The first ones to catch my eye were this father and son, David and Christopher Rogers. It was the first time in his life that two-year old Christopher had stepped onto the ice wearing skates. He was still trying to get used to them. I reasoned that the father was likely a hockey player, in the process of passing his sport on to his son.
So I asked David, "Do you play hockey?"
"No," he answered.
They both have hockey sticks, but little Christopher has momentarily been separated from his.
David retrieves Christopher's hockey stick, and slides it back to him. He may not be a hockey player, but he and his wife have long loved the Anchorage Aces, and catch every game they can. As it happened, his wife went into labor during a playoff game. Ever since he became cognizant of the world around him, Dad says, Christopher has loved to watch hockey.
Now David was giving him his first chance to begin learning the talents he will need to one day play the game himself.
Now father and son skirmish for the puck. I hope somehow to halfway keep track of this kid, Christopher Rogers. I think we might see him doing battle in the rink one day.
I saw another father and son skating across the ice, so I went over to check them out and noticed they were skating straight toward a dead, spawned-out, salmon, frozen fast into the surface of the lake.
The boy skates toward the salmon.
Another boy comes skating toward the salmon.
The two boys collide, and one goes down almost atop the salmon.

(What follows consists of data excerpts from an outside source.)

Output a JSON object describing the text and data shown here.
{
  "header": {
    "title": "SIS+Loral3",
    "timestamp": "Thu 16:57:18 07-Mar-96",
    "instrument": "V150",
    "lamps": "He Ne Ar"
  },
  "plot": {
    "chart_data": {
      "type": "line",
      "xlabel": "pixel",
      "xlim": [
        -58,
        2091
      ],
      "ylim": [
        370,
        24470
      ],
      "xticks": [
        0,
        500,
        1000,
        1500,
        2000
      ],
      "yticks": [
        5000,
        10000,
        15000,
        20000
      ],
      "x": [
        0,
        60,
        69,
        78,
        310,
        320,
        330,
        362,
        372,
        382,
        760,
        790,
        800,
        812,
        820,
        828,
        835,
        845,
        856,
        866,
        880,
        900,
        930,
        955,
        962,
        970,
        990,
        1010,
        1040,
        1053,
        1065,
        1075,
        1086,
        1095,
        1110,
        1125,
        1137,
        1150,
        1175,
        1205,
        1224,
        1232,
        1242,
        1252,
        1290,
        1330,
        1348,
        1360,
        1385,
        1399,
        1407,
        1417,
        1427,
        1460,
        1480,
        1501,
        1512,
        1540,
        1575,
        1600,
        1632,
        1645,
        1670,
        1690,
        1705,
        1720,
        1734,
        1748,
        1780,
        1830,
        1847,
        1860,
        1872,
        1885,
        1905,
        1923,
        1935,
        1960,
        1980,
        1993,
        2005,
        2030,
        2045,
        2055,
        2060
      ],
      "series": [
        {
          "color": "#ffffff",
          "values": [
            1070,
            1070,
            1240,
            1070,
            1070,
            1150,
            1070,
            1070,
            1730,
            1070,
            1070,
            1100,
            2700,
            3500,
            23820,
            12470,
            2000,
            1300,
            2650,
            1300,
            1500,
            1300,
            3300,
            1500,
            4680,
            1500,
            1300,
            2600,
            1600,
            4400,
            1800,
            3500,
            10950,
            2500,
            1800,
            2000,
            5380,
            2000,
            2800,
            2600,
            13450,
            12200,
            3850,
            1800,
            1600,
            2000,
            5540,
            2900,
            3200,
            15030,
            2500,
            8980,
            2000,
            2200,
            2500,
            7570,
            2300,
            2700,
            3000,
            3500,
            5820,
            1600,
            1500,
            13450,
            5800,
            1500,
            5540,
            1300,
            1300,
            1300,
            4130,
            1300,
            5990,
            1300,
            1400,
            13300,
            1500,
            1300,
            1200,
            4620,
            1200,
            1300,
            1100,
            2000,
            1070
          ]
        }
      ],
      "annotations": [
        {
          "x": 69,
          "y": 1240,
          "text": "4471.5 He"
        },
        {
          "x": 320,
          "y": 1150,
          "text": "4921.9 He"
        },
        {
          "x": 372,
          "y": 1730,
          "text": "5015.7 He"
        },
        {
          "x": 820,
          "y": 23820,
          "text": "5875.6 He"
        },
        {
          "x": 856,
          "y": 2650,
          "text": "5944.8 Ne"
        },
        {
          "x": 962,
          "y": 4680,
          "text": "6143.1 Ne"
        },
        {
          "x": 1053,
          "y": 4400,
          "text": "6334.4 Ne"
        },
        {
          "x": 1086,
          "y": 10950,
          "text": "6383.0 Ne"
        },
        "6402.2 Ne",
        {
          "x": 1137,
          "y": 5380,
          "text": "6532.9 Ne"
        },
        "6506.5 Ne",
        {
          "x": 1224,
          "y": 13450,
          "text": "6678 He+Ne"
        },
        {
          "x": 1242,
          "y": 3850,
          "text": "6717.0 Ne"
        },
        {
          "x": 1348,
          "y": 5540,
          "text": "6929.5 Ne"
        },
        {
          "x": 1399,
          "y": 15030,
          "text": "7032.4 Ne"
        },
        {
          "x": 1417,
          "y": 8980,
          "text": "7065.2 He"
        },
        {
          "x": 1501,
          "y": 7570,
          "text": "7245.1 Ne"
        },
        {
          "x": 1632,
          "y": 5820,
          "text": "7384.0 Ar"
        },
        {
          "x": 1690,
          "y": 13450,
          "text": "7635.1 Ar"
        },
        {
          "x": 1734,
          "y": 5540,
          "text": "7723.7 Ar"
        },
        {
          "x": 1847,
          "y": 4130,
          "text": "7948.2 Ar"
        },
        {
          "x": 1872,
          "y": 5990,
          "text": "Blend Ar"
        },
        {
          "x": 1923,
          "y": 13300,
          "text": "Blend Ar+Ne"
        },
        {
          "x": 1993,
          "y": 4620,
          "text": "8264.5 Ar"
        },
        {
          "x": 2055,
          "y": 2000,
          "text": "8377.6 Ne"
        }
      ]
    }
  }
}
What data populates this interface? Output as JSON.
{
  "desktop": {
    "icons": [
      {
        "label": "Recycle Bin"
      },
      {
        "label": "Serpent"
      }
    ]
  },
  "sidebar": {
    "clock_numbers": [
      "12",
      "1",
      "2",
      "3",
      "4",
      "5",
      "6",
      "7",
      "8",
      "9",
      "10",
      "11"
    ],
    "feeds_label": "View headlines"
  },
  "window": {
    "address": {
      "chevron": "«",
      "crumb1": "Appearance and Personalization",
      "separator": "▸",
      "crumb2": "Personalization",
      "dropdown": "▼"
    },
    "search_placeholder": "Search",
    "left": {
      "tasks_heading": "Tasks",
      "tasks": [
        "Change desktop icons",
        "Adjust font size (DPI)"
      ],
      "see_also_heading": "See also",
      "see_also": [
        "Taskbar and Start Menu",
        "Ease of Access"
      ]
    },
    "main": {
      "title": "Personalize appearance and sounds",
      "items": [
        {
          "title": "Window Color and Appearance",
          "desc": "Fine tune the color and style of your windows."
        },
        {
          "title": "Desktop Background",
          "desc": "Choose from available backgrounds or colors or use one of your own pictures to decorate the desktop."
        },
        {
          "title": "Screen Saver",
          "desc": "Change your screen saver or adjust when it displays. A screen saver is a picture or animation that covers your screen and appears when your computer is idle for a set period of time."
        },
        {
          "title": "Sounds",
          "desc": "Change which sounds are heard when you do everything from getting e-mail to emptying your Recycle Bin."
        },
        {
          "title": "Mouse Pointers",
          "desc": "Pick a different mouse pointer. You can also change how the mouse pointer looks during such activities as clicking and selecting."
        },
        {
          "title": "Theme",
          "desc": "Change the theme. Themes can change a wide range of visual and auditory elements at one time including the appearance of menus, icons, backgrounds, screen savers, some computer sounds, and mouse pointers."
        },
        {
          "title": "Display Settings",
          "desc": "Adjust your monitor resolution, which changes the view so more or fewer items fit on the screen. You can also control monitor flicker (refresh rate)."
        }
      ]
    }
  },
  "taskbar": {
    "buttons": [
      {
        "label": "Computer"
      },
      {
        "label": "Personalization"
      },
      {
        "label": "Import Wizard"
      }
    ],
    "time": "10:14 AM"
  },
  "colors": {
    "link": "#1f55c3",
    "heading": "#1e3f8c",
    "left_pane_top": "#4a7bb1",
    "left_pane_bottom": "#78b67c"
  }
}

Dad has helped little Christopher stand up in skating position. They glide slowly across the ice, Dad backwards, son forward. They do not know it, but they are headed toward the salmon, too.
After taking a fall, little Christopher gets up and is amazed to see the salmon. I did not have time to linger and discuss diet, but I suspect that Christopher knows the tasted of salmon. It wouldn't surprise me if he eats salmon often.
Another photographer, Bill Roth of the Anchorage Daily News, was also prowling the lake. He had been photographing a man skating farther out and then he came over to say hi, saw the salmon, and got artistic.
And I took a few pictures of the man out in the lake. The sun had now set on the surface of the lake, although it still shone on the mountains and the upper walls of Fred Meyer. I would have liked to have spoken with this skater, as I would have the other father and the two boys. But it was very nearly 4:00 PM and Margie was not going to be happy if I left her standing outside the work place.
She would not complain. She is not like that. But she would not be happy, even though she would soon put it behind her.
(Remember, a "click" reveals a larger image.)
Margie was tired but happy when I pulled up in front of Wal-Mart and she climbed into the car. We stopped at the drive-through window of the Espresso Cafe, ordered some hot drinks, then wandered around a bit on our way home. A momma moose and her calf ran across the road in front of us.
Back to Coney Island: A young girl got her face painted
After the face painting, she admired herself in a cheap mirror.
And then I saw the homely face of a graying man who is quickly growing old, looking at me from that same mirror. Who could this hideous creature be, I wondered. And then I realized - it was me!
Yet, how could this be? I can assure you, my friends, that I do not look like this. There must be something wrong with that mirror. I am young, handsome - quite good-looking, debonaire. And I always will be. No gray in me. Maybe a little bit in my beard, but that doesn't count.
That mirror is very cheap.
Reader Comments (1)
I really like the photo of the ice skater with the mountains lit with the setting sun and moon visible above.
You just can't trust those cheap mirrors!